Stiamo parlando di un giocatore che guadagna più del Presidente del Paese in cui gioca, che è capace di spostare su di sè tutti i riflettori della scena europea anche se andasse a giocare dove il calcio non è ancora arrivato. Zlatan Ibrahimovic è questo e molto altro. E in un’intervista a EuroSport, l’asso svedese ha voluto così commentare il difficile momento della sua ex squadra contro la scalata del suo PSG: “Penso che questa squadra sia più forte del Milan. Ed è anche il motivo per cui sono venuto qui. Con il mio arrivo, quello di Thiago Silva e di altri giocatori importanti il PSG ha acquistato grande qualità. Allo stesso tempo il Milan, invece, ne ha persa”. Parole scontate, forse banali, ma che probabilmente irriteranno il tifoso medio rossonero che si sente quasi preso in giro da un campione del suo calibro. Ma Ibra si è limitato a dire la verità.

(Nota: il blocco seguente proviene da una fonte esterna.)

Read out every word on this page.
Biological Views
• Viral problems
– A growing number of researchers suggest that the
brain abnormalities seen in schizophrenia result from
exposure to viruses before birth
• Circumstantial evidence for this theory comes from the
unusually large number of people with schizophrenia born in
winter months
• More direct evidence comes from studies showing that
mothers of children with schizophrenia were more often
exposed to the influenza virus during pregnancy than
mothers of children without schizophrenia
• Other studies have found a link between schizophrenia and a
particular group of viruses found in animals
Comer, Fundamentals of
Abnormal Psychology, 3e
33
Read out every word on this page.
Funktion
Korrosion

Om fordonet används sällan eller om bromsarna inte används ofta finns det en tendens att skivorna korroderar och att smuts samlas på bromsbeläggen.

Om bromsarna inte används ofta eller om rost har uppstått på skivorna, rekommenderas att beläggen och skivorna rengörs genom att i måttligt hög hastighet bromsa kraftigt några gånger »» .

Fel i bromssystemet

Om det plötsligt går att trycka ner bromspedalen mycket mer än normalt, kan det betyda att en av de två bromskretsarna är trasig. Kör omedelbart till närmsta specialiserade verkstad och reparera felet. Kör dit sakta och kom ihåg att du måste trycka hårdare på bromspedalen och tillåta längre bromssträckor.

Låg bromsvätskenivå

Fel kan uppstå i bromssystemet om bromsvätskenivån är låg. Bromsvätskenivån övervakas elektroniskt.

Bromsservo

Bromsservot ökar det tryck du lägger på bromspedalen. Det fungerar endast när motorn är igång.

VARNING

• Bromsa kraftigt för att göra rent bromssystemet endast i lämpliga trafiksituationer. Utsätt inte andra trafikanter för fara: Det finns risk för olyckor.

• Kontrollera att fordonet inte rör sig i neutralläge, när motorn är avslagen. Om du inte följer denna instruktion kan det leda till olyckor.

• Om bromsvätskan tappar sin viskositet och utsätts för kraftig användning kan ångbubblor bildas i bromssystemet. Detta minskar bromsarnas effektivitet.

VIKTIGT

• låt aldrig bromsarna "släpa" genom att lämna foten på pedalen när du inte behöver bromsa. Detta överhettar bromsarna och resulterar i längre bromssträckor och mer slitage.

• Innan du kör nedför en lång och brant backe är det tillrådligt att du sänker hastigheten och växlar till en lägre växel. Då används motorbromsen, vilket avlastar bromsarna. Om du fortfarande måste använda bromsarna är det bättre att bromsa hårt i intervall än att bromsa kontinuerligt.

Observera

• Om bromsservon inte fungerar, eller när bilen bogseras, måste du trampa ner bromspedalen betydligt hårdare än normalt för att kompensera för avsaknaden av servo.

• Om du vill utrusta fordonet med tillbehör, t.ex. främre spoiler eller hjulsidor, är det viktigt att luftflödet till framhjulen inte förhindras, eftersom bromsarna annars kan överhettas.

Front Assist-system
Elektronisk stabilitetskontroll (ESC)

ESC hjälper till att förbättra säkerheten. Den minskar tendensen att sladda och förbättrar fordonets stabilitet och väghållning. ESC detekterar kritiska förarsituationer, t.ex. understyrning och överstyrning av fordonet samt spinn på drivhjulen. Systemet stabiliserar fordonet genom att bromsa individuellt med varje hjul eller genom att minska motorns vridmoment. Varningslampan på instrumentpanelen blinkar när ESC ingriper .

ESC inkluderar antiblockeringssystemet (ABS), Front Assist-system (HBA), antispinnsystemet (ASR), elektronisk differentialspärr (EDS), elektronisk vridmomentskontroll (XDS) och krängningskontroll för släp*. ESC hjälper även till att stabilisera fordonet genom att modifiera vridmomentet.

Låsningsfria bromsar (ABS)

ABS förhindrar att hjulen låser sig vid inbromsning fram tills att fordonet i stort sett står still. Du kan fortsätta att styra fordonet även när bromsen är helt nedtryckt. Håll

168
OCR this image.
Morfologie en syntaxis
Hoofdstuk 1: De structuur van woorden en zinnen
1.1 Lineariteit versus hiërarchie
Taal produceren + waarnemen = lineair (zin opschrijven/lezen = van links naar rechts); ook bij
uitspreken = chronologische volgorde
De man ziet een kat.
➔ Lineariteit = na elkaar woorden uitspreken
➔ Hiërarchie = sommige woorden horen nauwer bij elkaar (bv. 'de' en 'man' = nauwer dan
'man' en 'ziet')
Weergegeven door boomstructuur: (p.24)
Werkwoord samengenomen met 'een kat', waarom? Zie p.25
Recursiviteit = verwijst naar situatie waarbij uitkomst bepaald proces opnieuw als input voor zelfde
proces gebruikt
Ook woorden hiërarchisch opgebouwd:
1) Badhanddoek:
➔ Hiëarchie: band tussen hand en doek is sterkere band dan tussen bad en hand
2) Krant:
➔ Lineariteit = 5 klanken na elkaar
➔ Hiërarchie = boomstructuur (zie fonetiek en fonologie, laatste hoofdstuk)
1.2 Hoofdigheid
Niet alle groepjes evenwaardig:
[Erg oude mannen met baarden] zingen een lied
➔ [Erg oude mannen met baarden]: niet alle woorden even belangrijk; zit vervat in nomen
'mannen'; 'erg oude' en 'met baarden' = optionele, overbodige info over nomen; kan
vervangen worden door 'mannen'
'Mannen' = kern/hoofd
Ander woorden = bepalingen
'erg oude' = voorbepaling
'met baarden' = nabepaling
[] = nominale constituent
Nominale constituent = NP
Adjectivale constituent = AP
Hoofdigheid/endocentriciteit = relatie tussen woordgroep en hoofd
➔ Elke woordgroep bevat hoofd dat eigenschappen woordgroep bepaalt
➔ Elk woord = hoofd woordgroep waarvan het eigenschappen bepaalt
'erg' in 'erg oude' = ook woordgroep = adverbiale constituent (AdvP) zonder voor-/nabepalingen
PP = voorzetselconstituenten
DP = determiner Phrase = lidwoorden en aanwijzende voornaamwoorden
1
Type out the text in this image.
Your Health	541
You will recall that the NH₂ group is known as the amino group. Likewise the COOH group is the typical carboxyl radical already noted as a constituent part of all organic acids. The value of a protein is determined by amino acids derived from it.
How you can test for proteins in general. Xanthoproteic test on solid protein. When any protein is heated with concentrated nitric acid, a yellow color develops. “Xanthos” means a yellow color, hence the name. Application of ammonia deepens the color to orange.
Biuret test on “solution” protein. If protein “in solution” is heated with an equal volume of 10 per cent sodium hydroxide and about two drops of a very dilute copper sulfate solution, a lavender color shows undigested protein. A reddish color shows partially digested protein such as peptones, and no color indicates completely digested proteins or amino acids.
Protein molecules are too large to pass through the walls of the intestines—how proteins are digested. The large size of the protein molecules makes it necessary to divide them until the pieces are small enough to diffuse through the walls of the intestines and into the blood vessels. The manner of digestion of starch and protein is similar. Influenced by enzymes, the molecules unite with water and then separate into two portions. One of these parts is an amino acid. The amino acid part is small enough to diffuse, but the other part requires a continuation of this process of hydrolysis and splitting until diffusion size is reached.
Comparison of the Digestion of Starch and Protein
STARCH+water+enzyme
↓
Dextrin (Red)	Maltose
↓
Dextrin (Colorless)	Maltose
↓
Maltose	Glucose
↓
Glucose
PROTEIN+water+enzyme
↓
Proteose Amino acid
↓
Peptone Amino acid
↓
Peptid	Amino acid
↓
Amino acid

Come a dire: “Io adesso sono in una delle squadra più forti e di voi non mi interessa nulla”. Invece no. Ibra credeva veramente nel nuovo percorso intrapreso del Milan e si è trovato, per la prima volta nella sua carriera, ad essere scaricato lui invece che fare le valigie e chiedere di essere ceduto. Sarebbe rimasto volentieri a Milano, ma il bilancio societario premeva su sul onerosissimo, ma proporzionato al rendiamento, ingaggio. Perchè Ibra è così, prendere o lasciare: e siamo sicuri che, come il signore di 65 anni che finisce il prima pagina per quello che dice e non per quello che vince, anche allo svedese toccherà la stessa sorte. Nel bene e nel male.